Microsoft Reader (LIT) Format: Printing DISABLED, Read-Aloud ENABLED
Adobe Acrobat (PDF) Format:  Printing DISABLED, Read-Aloud DISABLED
All Other formats: Printing DISABLED, Read-aloud DISABLED


"In Paul Levinson's "A Medal for Harry" the close of the 21st century finds Japan the undisputed technological and economic master of the globe. The Japanese people, however, are insecure in their supremacy without a "why" to explain the "what" of their good fortune. Levinson provides it, in a provocative and disturbing tale."--Strangeworlds


"Hai!" The waiter bowed quickly and receded like the warm wind in autumn. Masazumi "Harry" Harihoto knew he would soon have the freshest tekkamaki in New York on his plate.

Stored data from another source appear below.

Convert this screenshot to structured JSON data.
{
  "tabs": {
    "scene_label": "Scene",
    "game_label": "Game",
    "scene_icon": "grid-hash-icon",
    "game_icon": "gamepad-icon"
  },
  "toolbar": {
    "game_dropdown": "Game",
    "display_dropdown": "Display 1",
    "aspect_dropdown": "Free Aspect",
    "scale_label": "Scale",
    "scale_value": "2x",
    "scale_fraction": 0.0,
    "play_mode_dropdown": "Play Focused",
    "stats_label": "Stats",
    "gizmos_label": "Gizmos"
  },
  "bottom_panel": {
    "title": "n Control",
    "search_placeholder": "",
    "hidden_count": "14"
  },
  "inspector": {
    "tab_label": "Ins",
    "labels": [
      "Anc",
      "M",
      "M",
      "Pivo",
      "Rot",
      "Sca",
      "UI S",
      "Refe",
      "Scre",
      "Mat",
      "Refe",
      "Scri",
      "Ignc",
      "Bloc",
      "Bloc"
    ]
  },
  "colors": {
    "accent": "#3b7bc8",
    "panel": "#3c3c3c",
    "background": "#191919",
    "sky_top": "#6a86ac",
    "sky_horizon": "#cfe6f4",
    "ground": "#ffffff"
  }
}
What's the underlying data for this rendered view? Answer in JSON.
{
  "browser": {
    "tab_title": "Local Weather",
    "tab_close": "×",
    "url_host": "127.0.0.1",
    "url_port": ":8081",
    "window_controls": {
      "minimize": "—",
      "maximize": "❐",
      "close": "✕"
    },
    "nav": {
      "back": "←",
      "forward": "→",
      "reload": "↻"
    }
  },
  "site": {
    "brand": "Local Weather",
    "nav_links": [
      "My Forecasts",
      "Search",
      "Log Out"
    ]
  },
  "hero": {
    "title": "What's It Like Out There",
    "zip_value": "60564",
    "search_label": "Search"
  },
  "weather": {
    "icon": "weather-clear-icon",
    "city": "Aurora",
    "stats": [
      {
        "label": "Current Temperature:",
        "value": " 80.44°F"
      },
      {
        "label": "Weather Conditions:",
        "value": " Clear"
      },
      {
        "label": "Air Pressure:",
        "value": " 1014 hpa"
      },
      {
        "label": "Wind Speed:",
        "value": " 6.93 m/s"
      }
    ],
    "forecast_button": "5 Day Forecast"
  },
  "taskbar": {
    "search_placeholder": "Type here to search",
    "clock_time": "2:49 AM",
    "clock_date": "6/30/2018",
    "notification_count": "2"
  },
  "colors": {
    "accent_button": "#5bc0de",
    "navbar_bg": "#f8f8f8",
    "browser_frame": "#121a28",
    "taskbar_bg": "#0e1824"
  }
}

He also knew he wouldn't enjoy a bit of it.

He looked at the rice papers, the rows and rows of crisp, translucent rice papers on his lap, and shook his head.

Somehow the neat lasered letters were out of place on this ancient kind of paper. Such letters belonged on screens; the delicate paper deserved the tender ministrations of a pen in hand. The combination of the two--the government's requirement, its attempt to cling to some tradition in a written realm otherwise given over to virtual glyphs--made him uneasy.

What the letters said--the report he would deliver tomorrow--was even more disturbing.

In fact, it might well make him the most hated person in Japan.

* * * *

Harry had few illusions, especially about who he was. An unknown, though hardworking, psychometric bio-historian. One of many researchers caught up in his nation's obsession to find out why they had become the undisputed global power on Earth by the middle of the 21st century. Computer chips like jewels that made the world run; space stations that gleamed in the sky; pearls of bio-mass in the seas to jump-start the food-chain; and all the gems were Japanese.

Oh, everyone was aware of the proximate reason. The 21st century was the most earthquake-prone in recent history. No one knew why. But Japan had finally come up with buildings that stood up to earthquakes, a saving interface for cities that shook like castanets. "Neuro-spine" construction, the media called it. Grids ran through the centers of buildings with sensors in every room, every tile, every wall, every floor--self-sufficient networks of such intelligence and power that they could change the arrangement of those rooms, tiles, walls, floors literally as an earthquake hit. The skyscraper became a lean, tall surfer, expertly negotiating the massive waves below, bending here, leaning just right there, so that it stood proud with just a splash or two of water on its face, a pittance from a faucet, when the drum roll was over. Neuro-spine rigging worked just as well against a terrorist attack on a building, though none had occurred since the 2040s.